We speculate that the reduction in exposure to dengue as a result of limited human movement during the COVID-19 pandemic might have resulted in lower dengue incidence. In dengue-endemic settings, Aedes aegypti (L.) tend not to disperse far from households because human blood sources, mates, and places to lay their eggs are present around homes where they reside (Scott and Morrison 2010). The limited flight range of mosquitoes mean that rapid geographic spread of dengue during epidemics is more likely driven by movement of viremic humans rather than movement of infected mosquitoes (Scott and Morrison 2010).
Dengue incidence in other countries also has declined coinciding with the intervention measures in response to COVID-19 (Mascarenhas et al. 2020). Some states in Brazil have reported reductions in dengue incidence by more than 70% compared to the previous year (Mascarenhas et al. 2020). This drop-in incidence could be due, in part, to the reduction in numbers of people infected with arboviruses seeking healthcare due to fears about SARS-CoV-2 (Magalhaes et al. 2020). Countries not implementing effective COVID-19 containment measures appear to have had higher epidemic transmission of dengue than regions that have adopted drastic COVID-19 mitigation measures (Navarro et al. 2020). In Bangladesh, massive public protests were observed against the establishment of quarantine services (Bodrud-Doza et al. 2020), and dengue cases have already increased by fourfold this year as compared to the previous years (Rahman et al. 2020).

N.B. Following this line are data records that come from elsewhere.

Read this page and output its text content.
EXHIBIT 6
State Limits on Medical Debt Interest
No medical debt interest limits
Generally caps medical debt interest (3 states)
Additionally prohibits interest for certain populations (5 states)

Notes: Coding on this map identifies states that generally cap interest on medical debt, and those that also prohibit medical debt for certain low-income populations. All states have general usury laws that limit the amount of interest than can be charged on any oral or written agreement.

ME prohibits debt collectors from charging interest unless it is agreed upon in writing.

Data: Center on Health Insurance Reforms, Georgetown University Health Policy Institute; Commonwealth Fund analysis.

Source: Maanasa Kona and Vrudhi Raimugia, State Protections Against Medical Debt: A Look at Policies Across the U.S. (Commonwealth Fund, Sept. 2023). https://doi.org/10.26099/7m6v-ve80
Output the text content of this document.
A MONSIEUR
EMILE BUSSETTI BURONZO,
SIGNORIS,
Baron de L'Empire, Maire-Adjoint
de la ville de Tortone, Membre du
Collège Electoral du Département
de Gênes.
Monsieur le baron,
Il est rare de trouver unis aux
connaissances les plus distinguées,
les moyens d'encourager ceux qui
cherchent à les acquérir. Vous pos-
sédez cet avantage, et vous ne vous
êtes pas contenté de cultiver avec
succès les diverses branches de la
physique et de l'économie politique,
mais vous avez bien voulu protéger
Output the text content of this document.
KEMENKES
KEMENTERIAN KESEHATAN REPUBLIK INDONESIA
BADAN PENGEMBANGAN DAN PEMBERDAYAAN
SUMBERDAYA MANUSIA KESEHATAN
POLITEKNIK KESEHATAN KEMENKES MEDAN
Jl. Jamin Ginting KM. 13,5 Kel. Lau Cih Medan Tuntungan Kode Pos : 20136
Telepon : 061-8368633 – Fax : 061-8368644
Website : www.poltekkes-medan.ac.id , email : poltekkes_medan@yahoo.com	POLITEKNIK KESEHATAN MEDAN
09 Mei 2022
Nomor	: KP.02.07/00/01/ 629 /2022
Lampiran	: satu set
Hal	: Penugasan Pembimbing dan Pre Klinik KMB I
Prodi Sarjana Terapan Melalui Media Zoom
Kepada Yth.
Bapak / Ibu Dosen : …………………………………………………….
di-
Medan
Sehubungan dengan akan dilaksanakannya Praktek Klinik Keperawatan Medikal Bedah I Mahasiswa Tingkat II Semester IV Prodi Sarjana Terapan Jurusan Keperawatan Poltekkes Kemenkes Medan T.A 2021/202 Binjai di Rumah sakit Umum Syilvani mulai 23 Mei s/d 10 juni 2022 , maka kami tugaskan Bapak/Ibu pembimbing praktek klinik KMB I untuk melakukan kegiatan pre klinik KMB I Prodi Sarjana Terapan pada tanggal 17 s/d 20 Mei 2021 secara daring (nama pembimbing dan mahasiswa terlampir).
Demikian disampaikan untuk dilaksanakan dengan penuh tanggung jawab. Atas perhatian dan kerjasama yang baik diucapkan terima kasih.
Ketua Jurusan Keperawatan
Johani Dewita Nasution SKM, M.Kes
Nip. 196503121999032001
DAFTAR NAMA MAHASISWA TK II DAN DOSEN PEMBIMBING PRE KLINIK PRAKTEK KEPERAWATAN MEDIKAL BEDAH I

The spirit of oneness and solidarity that characterizes the COVID-19 response in Bhutan and elsewhere should be emulated for dengue and other infectious disease threats. We are not recommending lockdowns in response to dengue epidemics, but rather a collective responsibility of society, focusing on high levels of compliance with government regulations and community participation, including volunteering to control dengue vector mosquitoes, as demonstrated in the combat against COVID-19. Tackling dengue is every citizen’s responsibility and it should not be left to the Ministry of Health alone. Dengue is a cross-cutting issue covering health and several other ministries, agencies, non-government and civil society organizations and communities. To emphasize this point, in several other countries, dengue control programs are organized by the Ministry of Environment rather than the Ministry of Health (World Health Organization 2012). Dengue prevention and control need a more participatory approach and better use of the existing network of partnerships and collaborations. Social mobilization and collaboration with organizations outside the health sector and local communities are crucial for the successful implementation of integrated vector management. Similar to COVID-19, every individual has the responsibility to contribute to the national response to the threat of dengue to achieve better health outcomes for all.
Acknowledgments
This research did not receive any specific grant from funding agencies in the public, commercial, or not-for-profit sectors.